In der Ikonologie findet sich der mit E. geschmückte „Furor poeticus“ bei Cesare Ripa (Ausg. Rom 1603, S. 178: die Stirn mit Lorbeer bekränzt, die Lenden mit E. umwunden), was wohl auf dem bei Alciati in den „Arbores“ verzeichneten Gedicht begründet ist. Dies spielt auf die immergrüne Pflanze und die gelbe Frucht an und wird in der deutschen Alciati-Ausgabe (Ffm. 1580, Embl. 217) wiedergegeben: „... Auß diesem [dem E.] werden Kräntz bereit / Damit ziert man die glehrte Leut / Die seind von studieren stäts bleich / Ir Lob aber allzeit grunt reich.“ – Wahrscheinlich gehört hierher auch ein Baßgeigenspieler im E.-Kranz, auf einem Stich Altdorfers von 1520 (Hollstein Nr. 71). – Ungedeutet ist ein Stich Marcantonio Raimondis (Passavant Bd. 6, S. 89 Nr. 124; kopiert von Jak. Binck: Hollstein Nr. 147): ein bärtiger, nackter Mann, mit E. bekränzt, zieht sich die Hosen an.

Wenn das männliche Bildnis mit E.-Kranz im Mus. Civico zu Mailand in der Tat ein Porträt Karls des Kühnen ist (Harald Keller, Fs. Paul Kirn z. 70. Geb., Bln. 1962, S. 245–54), so würde damit eine antike Form des Herrscherbildes (s. Sp. 859) wiederaufgenommen (s. a. Keller a.a.O. Anm. 16; vgl. ferner: Stanley Morison, Hdb. d. Druckerkunst, Bln. 1925, Taf. 126).

Zu den Abbildungen

1. Nicoletto da Modena, Geburt Christi (Ausschnitt). Kupferstich. Um 1500–10. Fot. Kh.Mus. Wien.

2. Hans Holbein, d. J., Anbetung der Könige. Flügel des Oberried-Altars, Freiburg i. Br., Metropolitankapitel. 1520–21. Fot. Stober, Freiburg i. Br.

3. Giov. Ant. Boltraffio (?), Segnender jugendlicher Heiland. Bergamo, Acc. Carrara. Um 1510–20. Fot. Anderson, Rom, 12 850.

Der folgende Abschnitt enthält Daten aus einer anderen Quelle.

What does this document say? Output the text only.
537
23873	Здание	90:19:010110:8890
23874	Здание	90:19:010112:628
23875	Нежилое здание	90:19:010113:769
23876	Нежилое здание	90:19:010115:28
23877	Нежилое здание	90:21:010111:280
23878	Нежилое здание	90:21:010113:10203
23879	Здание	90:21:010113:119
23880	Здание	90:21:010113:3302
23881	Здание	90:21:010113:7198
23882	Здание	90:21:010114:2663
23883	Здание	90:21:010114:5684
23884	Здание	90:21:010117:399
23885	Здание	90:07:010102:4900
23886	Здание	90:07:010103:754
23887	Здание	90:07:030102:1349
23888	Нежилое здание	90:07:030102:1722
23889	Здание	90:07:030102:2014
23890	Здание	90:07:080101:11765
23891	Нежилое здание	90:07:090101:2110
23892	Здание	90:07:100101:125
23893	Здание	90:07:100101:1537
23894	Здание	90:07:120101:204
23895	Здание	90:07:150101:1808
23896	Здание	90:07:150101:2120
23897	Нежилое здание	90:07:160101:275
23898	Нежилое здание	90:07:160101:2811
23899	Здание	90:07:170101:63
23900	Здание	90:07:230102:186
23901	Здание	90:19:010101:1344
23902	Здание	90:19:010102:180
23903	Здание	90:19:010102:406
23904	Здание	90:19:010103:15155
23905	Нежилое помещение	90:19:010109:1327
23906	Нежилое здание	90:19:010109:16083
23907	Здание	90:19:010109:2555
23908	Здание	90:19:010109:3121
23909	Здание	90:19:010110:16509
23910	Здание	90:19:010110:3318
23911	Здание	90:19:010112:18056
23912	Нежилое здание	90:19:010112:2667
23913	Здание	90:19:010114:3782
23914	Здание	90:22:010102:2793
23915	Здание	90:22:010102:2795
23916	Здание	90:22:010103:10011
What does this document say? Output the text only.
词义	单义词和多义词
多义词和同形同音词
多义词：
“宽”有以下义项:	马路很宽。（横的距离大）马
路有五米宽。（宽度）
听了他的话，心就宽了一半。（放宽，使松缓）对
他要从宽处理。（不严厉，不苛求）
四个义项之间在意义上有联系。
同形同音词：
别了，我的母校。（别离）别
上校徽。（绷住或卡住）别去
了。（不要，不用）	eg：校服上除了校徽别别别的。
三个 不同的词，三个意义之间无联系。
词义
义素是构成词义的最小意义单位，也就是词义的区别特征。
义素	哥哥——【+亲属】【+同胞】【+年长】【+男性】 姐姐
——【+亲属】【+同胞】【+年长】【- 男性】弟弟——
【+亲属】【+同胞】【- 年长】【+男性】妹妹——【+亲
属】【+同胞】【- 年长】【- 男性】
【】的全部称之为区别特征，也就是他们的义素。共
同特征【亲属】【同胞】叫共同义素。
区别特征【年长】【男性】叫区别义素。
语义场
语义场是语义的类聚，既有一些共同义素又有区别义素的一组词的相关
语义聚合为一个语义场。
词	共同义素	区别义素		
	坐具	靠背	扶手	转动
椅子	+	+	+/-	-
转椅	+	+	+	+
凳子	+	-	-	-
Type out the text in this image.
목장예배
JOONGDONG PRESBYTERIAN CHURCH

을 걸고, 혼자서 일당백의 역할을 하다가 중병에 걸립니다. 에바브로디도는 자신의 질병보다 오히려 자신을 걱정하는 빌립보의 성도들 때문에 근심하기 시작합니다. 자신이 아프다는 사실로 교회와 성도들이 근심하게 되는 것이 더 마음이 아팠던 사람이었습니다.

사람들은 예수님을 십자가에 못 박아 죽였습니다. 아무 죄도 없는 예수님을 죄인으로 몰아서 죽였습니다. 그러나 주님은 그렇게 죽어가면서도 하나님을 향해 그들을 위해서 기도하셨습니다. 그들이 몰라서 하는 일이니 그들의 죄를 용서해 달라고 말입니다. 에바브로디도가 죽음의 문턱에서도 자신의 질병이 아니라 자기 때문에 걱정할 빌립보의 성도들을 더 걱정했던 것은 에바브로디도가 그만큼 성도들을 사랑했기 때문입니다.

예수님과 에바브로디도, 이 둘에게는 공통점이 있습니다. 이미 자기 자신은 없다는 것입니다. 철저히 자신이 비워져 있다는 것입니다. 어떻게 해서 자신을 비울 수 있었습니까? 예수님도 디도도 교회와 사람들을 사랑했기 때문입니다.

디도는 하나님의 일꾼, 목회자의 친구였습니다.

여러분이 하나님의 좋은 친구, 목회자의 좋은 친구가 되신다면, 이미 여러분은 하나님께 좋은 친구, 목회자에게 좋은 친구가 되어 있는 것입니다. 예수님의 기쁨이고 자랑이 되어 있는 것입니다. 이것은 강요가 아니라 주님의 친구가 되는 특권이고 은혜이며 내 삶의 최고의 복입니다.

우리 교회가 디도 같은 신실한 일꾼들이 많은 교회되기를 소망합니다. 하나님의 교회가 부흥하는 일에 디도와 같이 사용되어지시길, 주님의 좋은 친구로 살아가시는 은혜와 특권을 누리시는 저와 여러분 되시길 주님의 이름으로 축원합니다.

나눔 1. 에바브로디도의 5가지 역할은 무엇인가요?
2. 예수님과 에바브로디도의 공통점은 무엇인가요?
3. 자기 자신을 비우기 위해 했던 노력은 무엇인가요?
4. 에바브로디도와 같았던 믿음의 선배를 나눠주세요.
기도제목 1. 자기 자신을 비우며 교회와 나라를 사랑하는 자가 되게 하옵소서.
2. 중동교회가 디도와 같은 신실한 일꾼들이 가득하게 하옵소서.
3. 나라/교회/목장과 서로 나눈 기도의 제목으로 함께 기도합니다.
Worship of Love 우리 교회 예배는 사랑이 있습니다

4. Rennes, Mus. des B.-A., Der Weg in den Tod (Ausschnitt). Kopie nach einem verlorenen Bild von Hans Baldung Grien (Gesamtabb.: La Revue des Arts 7, 1957, 209). Ende 16. Jh. Fot. Kunsthalle Karlsruhe.

5. Gius. Arcimboldo, Der Winter. Gem. a. Lindenholz, 67 × 52 cm. Wien, Kh.Mus., Inv.Nr. 1590. Um 1580. Fot. Mus.

6. Crispyn de Passe, Kupferstich aus Gabriel Rollenhagen, Nucleus Emblematum, Köln 1611. Fot. Ernst Frdr. von Monroy.

7. Caspar David Friedrich, Studie zur „Melancholie“. Lavierte Federzchg. Kk. Dresden. Dat. 1801. Nach Kurt Karl Eberlein, C. D. F. der Landschaftsmaler, Bielefeld u. Lpz. 1940, Abb. 105.

Literatur

1. Frdr. Tobler, Die Gattung Hedera. Stud. über Gestalt und Leben des Efeus, seine Arten und Geschichte, Jena 1912. – 2. Zedler Bd. 8, Sp. 1359–64. – 3. Pauly-Wissowa Bd. 5, Sp. 2826–47 (Olck). – 4. RAC Bd. 4, Sp. 610–20 (Erika Simon). – 5. Frid. Klauner, Zur Symbolik von Giorgiones „Drei Philosophen“, Jb. d. Kh.Slgn. Wien 51, 1955, 145–68, bes. S. 158ff. – 6. J. B. Friedreich, Die Symbolik u. Mythologie der Natur, Würzburg 1859, S. 267f.